I'm trying to use std::unique_ptr
with a custom deleter to simplify managing the life of handles returned to me from various C APIs. This is nice in theory, but I'm struggling to find an approach which is both optimal at runtime, and doesn't have a heap of boilerplate for every wrapped type.
For example, consider some opaque type foo
which must be freed by passing its pointer to destroy_foo
:
// approach 1: pass destroy_foo at runtime (bad for performance)

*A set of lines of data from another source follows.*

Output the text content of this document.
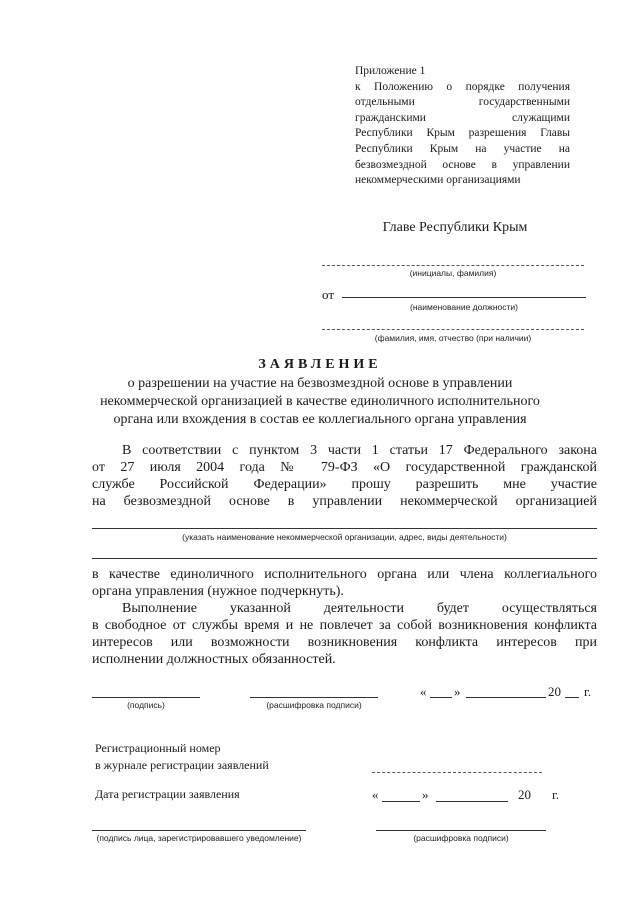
Приложение 1
к Положению о порядке получения
отдельными государственными
гражданскими служащими
Республики Крым разрешения Главы
Республики Крым на участие на
безвозмездной основе в управлении
некоммерческими организациями
Главе Республики Крым
(инициалы, фамилия)
от
(наименование должности)
(фамилия, имя, отчество (при наличии)
ЗАЯВЛЕНИЕ
о разрешении на участие на безвозмездной основе в управлении
некоммерческой организацией в качестве единоличного исполнительного
органа или вхождения в состав ее коллегиального органа управления
В соответствии с пунктом 3 части 1 статьи 17 Федерального закона
от 27 июля 2004 года № 79-ФЗ «О государственной гражданской
службе Российской Федерации» прошу разрешить мне участие
на безвозмездной основе в управлении некоммерческой организацией
(указать наименование некоммерческой организации, адрес, виды деятельности)
в качестве единоличного исполнительного органа или члена коллегиального
органа управления (нужное подчеркнуть).
Выполнение указанной деятельности будет осуществляться
в свободное от службы время и не повлечет за собой возникновения конфликта
интересов или возможности возникновения конфликта интересов при
исполнении должностных обязанностей.
(подпись)	(расшифровка подписи)
« »	20 г.
Регистрационный номер
в журнале регистрации заявлений
Дата регистрации заявления	«	»	20 г.
(подпись лица, зарегистрировавшего уведомление)	(расшифровка подписи)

using foo_ptr = std::unique_ptr<foo, decltype(&destroy_foo)>;
foo_ptr bar{create_foo(...), destroy_foo};
// approach 2: make a deleter type (verbose - for many types)
struct foo_deleter
{
void operator()(foo* p)
{
destroy_foo(p);
}
};
using foo_ptr = std::unique_ptr<foo, foo_deleter>;
foo_ptr bar{create_foo(...)};
The first approach is hard for the compiler to optimize because I'm passing a function pointer around, so it's out. The second approach seems needlessly verbose. I have quite a lot of types like this I want to manage, and manually creating a class for each one is painful.
How can I define a class template that takes destroy_foo
and gives me a type equivalent to foo_deleter
? Or is there a standard library template to do this?
// best of both worlds - to_obj<Func> makes foo_deleter from destroy_foo...
using foo_ptr = std::unique_ptr<foo, to_obj<destroy_foo>>;
foo_ptr bar{create_foo(..)};
So given any function, the template would define a class with an operator()
which simply forwards all arguments to the function, and returns the result.